- Born: 1 June 1963 Talegaon Dhamdhere, Pune district, Maharashtra, India
- Died: 9 August 2023 (aged 60) Mumbai, Maharashtra, India
- Occupations: Scholar, author, and orator
- Years active: 1980–2023
- Spouse: Sangita Narke
- Website: https://harinarke.blogspot.com

= Hari Narke =

Indian scholar (1963–2023)

Hari Narke (1 June 1963 – 9 August 2023) was an Indian scholar, author, and orator. He was a professor and the head of Chair of Mahatma Jotirao Phule at the University of Pune.

==Biography==
Hari Narke was born in Talegaon Dhamdhere, Pune, Maharashtra, on 1 June 1963, to Ramchandra and Sonabai Narke. Coming from a very poor Mali caste family, his education took place mostly in Pune; he completed his education while working in a graveyard. He was married to Sangita, with whom he had a daughter Pramiti.

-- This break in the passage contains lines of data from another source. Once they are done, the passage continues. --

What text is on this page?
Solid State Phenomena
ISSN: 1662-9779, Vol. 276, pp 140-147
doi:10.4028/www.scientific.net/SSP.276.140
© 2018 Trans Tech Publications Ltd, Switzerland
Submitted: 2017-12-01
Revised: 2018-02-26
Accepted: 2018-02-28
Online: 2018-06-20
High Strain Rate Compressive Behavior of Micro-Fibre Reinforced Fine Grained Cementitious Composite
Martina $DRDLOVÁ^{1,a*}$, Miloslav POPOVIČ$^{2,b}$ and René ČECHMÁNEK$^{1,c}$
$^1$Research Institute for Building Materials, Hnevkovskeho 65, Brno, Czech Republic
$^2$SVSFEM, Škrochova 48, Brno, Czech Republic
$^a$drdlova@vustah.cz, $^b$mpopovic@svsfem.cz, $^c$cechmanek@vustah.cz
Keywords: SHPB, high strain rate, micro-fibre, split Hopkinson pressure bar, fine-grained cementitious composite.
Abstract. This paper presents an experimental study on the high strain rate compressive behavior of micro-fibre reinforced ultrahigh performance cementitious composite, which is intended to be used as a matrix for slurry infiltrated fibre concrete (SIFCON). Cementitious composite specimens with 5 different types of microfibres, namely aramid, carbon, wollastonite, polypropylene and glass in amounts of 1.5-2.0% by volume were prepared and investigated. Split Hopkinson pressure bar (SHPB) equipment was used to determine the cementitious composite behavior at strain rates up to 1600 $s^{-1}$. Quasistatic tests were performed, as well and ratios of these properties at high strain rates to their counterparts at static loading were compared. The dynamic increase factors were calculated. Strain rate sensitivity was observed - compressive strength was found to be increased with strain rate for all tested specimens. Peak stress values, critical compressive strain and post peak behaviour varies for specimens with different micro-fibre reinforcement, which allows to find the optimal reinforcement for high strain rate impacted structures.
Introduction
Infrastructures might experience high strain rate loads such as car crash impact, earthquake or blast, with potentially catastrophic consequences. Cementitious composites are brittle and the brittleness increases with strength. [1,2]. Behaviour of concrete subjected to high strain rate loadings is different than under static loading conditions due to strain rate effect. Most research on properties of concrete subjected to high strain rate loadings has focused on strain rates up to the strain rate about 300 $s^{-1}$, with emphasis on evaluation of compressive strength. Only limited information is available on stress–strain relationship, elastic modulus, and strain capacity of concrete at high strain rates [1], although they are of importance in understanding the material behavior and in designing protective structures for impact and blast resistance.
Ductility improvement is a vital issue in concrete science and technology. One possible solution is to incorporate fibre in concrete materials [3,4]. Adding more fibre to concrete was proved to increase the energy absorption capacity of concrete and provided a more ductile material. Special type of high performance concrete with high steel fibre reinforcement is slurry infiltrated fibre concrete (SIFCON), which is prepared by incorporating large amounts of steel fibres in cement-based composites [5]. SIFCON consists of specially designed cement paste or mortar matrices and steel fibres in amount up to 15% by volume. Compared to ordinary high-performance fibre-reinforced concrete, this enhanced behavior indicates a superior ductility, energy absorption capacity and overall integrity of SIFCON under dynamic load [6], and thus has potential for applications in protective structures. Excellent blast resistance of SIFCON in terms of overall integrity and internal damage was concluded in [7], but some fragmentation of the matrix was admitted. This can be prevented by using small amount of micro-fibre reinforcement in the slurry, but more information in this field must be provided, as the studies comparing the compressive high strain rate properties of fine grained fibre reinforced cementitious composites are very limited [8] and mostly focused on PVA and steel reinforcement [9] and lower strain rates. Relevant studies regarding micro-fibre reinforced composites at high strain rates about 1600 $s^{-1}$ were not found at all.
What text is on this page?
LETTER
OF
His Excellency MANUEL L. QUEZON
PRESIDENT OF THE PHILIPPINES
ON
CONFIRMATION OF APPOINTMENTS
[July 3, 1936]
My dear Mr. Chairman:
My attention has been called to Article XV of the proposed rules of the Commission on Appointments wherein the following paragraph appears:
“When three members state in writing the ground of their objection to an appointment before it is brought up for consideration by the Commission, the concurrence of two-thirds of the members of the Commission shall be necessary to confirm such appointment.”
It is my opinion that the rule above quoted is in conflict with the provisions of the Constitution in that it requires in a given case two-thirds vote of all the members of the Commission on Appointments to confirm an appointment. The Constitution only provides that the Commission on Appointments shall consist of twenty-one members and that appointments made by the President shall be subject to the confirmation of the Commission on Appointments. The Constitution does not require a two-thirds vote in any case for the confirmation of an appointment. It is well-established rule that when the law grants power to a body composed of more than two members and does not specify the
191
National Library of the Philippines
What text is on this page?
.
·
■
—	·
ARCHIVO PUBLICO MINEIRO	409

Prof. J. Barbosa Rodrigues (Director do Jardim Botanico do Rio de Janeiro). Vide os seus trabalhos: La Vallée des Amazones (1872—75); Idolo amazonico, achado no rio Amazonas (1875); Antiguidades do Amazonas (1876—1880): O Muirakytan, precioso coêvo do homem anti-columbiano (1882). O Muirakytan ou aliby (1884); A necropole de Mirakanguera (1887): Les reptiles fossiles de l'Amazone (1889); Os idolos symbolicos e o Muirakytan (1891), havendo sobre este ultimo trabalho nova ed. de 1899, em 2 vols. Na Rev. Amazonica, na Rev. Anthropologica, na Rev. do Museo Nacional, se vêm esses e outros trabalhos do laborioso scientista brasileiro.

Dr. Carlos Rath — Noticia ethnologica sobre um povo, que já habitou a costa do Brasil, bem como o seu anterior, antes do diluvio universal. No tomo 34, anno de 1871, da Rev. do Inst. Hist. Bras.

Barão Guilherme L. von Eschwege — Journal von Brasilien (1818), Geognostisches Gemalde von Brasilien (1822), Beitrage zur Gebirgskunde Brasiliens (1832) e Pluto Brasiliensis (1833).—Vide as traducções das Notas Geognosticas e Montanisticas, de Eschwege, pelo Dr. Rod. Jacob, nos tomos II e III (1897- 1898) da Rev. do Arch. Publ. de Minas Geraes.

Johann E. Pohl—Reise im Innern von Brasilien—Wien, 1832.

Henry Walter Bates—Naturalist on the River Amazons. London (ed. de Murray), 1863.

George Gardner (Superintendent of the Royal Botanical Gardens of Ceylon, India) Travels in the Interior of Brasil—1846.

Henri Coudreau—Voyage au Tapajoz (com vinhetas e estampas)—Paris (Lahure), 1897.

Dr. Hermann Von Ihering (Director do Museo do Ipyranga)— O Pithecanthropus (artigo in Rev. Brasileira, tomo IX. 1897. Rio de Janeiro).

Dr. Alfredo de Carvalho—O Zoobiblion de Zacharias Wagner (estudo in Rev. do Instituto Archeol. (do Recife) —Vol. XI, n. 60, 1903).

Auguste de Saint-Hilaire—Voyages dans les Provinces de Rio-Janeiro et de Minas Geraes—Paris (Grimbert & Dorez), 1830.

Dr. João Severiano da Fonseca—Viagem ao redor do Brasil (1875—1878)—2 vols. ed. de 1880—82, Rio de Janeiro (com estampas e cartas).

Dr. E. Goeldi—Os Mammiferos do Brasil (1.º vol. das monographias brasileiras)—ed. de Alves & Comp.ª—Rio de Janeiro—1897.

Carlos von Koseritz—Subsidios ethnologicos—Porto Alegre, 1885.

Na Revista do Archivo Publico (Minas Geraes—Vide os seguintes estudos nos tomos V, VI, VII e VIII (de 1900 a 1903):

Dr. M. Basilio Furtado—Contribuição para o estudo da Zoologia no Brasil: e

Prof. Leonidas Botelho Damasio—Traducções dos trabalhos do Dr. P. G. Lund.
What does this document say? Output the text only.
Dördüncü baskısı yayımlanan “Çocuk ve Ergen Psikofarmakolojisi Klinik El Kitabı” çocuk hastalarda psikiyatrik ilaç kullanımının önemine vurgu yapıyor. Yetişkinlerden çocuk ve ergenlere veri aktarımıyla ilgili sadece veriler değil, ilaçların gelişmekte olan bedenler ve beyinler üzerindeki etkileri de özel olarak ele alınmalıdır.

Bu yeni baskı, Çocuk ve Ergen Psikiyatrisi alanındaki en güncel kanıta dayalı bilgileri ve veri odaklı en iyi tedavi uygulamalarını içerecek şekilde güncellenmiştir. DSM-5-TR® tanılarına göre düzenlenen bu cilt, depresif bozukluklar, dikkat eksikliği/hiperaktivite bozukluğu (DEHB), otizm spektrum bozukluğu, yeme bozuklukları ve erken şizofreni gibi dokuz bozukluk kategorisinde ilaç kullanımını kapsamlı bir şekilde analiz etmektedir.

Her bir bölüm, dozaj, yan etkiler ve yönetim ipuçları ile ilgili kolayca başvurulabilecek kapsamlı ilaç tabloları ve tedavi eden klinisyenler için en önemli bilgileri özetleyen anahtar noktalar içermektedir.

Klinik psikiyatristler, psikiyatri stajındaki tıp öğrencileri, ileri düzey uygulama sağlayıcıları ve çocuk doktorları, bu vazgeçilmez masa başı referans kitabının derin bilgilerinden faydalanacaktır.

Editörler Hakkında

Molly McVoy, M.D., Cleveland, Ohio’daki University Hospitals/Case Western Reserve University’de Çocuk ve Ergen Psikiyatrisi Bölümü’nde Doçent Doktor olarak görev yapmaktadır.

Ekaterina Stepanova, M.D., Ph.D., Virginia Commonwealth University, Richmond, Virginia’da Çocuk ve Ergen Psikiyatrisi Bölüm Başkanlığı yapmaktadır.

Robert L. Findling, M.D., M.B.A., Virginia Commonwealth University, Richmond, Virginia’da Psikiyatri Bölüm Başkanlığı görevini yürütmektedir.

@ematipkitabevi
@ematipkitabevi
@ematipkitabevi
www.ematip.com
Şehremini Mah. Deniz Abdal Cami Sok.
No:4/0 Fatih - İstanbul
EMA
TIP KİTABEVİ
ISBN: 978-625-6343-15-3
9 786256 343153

Narke died of a heart attack at the Asian Heart Institute in Mumbai, on 9 August 2023, at the age of 60.

==Publications==
Narke wrote or edited 35 books on various issues, but most notably on "Mahatma" Jotirao Phule and the Dalit movement of B. R. Ambedkar.

Marathi
- Mahatma Phule yanchi Badnaami: Ek Satyashodhan
- Dnyanajyoti Savitribai Phule (second edition)
- OBC chya Bhavitavyavar Kurhad
- Dalit Sahityachya Shodhat (Published at the hands of the then President of India K.R. Narayanan)
- Mahatma Phule Shodhachya Navya Vata (Fifth edition)

Hindi
- Mahatma Phule Sahitya aur Vichaar - Published at the hands of the then President of India, Dr. Shankar Dayal Sharma
- Mahatma Phule Samasta Sahitya - Vols. 1 to 4

English
- Editor of Dr. Babasaheb Ambedkar: Writings and Speeches, Vols. 17 to 22
- Collected Works of Mahatma Phule, Vols. 1 to 3

==Speeches==
Narke delivered 6,000 lectures in the last 30 years, including lectures at London, Birmingham, Manchester, Bedford, Dubai, Sharjah, Abu Dhabi, Al-ain, Kathmandu, and Lumbini.

==Television series==
- The television serials Dr. Babasaheb Ambedkar: Mahamanvachi Gauravgatha and Ek Mahanayak: Dr. B. R. Ambedkar are based on Narake's research.

==Other offices==
- Member-secretary of Mahatma Phule Source Material Publication Committee, Government of Maharashtra, Mantralaya, Mumbai.
- Member of Maharashtra State Commission for Backward Classes.